After arriving back home, we all logged onto the game the next day and talked to each other about the trip. It was awesome and it made the game even more interesting, having truly connected with each other. My only regret was not being able to see everyone I became close to in the game since they lived further away, some of which included, but not all: Sky, Kels, Zarla, Arya, Bama, Miko, Count, Countess, Lyrrien, Mo and most of all a person I became very close to online, Shara.
It was a very welcomed distraction from recovering alone. The 16 weeks of non-weight bearing went much faster with them in my life, and before I knew it, it was time for physical therapy. Physical therapy was exactly the same as before, but it was much harder because of my having been seated and not moving my leg for so long.
About the third month in physical therapy, summer of 2015 was upon us. Our online group had grown bigger, and I had a fascination with the PA Renaissance Faire. I started to make a huge deal about attending, and then to my surprise my friends online wanted to come too. We planned it all so fast and we came up with a day in August we were going to meet. It was only a month away, and this time even more people were going to join us. This trip included: Lena, Miko, Lyrrien, Fid, Rinah, Patton, Trin, myself, Countess, Count, and Tora.
Needless to say we all had a blast. The transition from online life to real was simpler than I thought. We came back to my house and hung out on my porch till late in the night. I grew closer to their kids and love the time I got to spend with them. I find myself lucky to know that almost every month I get to see them again. They have grown so much since then.
My online family has become a real life family to me. They helped me survive the depression of living with pain and loneliness. I found it amazing they were willing to come from all over the east coast to join me on my trip to the Ren Faire. At the time I could barely get some of my friends who live 20 minutes away to visit me, but these online individuals were willing to travel as much as six hours to see me.
I think it was only a few weeks after that trip that Shara was going to be in the area, and I got to meet him, his wife, and daughter in real life. It was all too amazing that through a game anyone in the world could log onto, we all found each other.
To this day I still talk to almost all of them. Another year had gone by and we all got together again for another Ren Faire trip. Our friends who live closer in Virginia (Fid and Rinah) and a couple that moved to Pittsburgh (Patton and Lena) try to meet with Amanda and me on a monthly basis. We talk or text almost every day, and Amanda and I have grown close to their children as well. Most of us no longer play the game as we have moved on to other challenges, but none of us has moved on from each other. I also speak to Shara, Lyrrien, Miko, Count, Countess, and Zarla as well.

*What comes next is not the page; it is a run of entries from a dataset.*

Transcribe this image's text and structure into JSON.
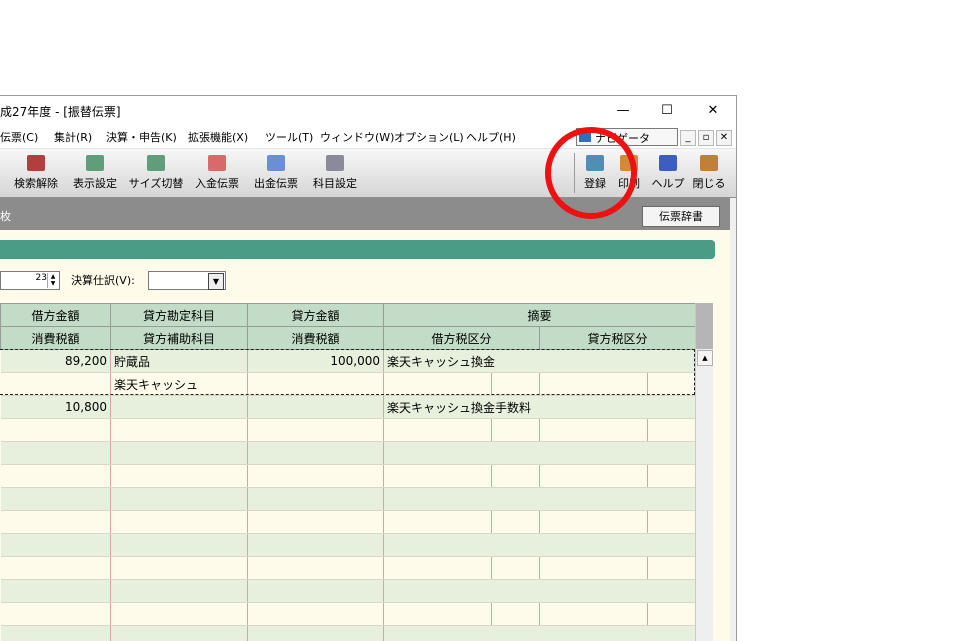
{
  "window": {
    "title": "成27年度 - [振替伝票]",
    "minimize": "—",
    "maximize": "☐",
    "close": "✕"
  },
  "menu": {
    "items": [
      "伝票(C)",
      "集計(R)",
      "決算・申告(K)",
      "拡張機能(X)",
      "ツール(T)",
      "ウィンドウ(W)",
      "オプション(L)",
      "ヘルプ(H)"
    ],
    "navigator": "ナビゲータ",
    "mdi": [
      "_",
      "▫",
      "✕"
    ]
  },
  "toolbar": {
    "buttons": [
      {
        "label": "検索解除",
        "icon": "search-clear-icon",
        "color": "#b04040"
      },
      {
        "label": "表示設定",
        "icon": "display-settings-icon",
        "color": "#5e9e7a"
      },
      {
        "label": "サイズ切替",
        "icon": "resize-icon",
        "color": "#5e9e7a"
      },
      {
        "label": "入金伝票",
        "icon": "deposit-slip-icon",
        "color": "#d76a6a"
      },
      {
        "label": "出金伝票",
        "icon": "withdrawal-slip-icon",
        "color": "#6a8fd7"
      },
      {
        "label": "科目設定",
        "icon": "account-settings-icon",
        "color": "#8a8a9a"
      },
      {
        "label": "登録",
        "icon": "register-icon",
        "color": "#4d8fb5"
      },
      {
        "label": "印刷",
        "icon": "print-icon",
        "color": "#d08a3a"
      },
      {
        "label": "ヘルプ",
        "icon": "help-icon",
        "color": "#3a5fc0"
      },
      {
        "label": "閉じる",
        "icon": "close-door-icon",
        "color": "#c0803a"
      }
    ]
  },
  "subheader": {
    "left_fragment": "枚",
    "dict_button": "伝票辞書"
  },
  "form": {
    "spin_value": "23",
    "kessan_label": "決算仕訳(V):",
    "kessan_value": ""
  },
  "grid": {
    "header_row1": [
      "借方金額",
      "貸方勘定科目",
      "貸方金額",
      "摘要"
    ],
    "header_row2": [
      "消費税額",
      "貸方補助科目",
      "消費税額",
      "借方税区分",
      "貸方税区分"
    ],
    "rows": [
      {
        "debit": "89,200",
        "credit_account": "貯蔵品",
        "credit_amount": "100,000",
        "memo": "楽天キャッシュ換金"
      },
      {
        "debit": "",
        "credit_account": "楽天キャッシュ",
        "credit_amount": "",
        "memo": ""
      },
      {
        "debit": "10,800",
        "credit_account": "",
        "credit_amount": "",
        "memo": "楽天キャッシュ換金手数料"
      },
      {
        "debit": "",
        "credit_account": "",
        "credit_amount": "",
        "memo": ""
      },
      {
        "debit": "",
        "credit_account": "",
        "credit_amount": "",
        "memo": ""
      },
      {
        "debit": "",
        "credit_account": "",
        "credit_amount": "",
        "memo": ""
      },
      {
        "debit": "",
        "credit_account": "",
        "credit_amount": "",
        "memo": ""
      },
      {
        "debit": "",
        "credit_account": "",
        "credit_amount": "",
        "memo": ""
      },
      {
        "debit": "",
        "credit_account": "",
        "credit_amount": "",
        "memo": ""
      },
      {
        "debit": "",
        "credit_account": "",
        "credit_amount": "",
        "memo": ""
      },
      {
        "debit": "",
        "credit_account": "",
        "credit_amount": "",
        "memo": ""
      },
      {
        "debit": "",
        "credit_account": "",
        "credit_amount": "",
        "memo": ""
      },
      {
        "debit": "",
        "credit_account": "",
        "credit_amount": "",
        "memo": ""
      }
    ]
  },
  "annotation": {
    "color": "#ee1111",
    "target": "登録"
  }
}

They are my new family of friends. We have also taken more trips together, such as the beach, Chocolate World, Medieval Times, and Hershey Park. A virtual world helped me survive in my real one.
Thank you guys for being my friend and accepting the new me.
There will be more stories about my online friends, but I needed to have an entry just about them. There was nothing new in my recovery of 16 weeks that I haven’t covered before. There were the same challenges and stress on Amanda, but this time we had light that helped us get through it, the Warriors of Light. Long Live “WOTS”!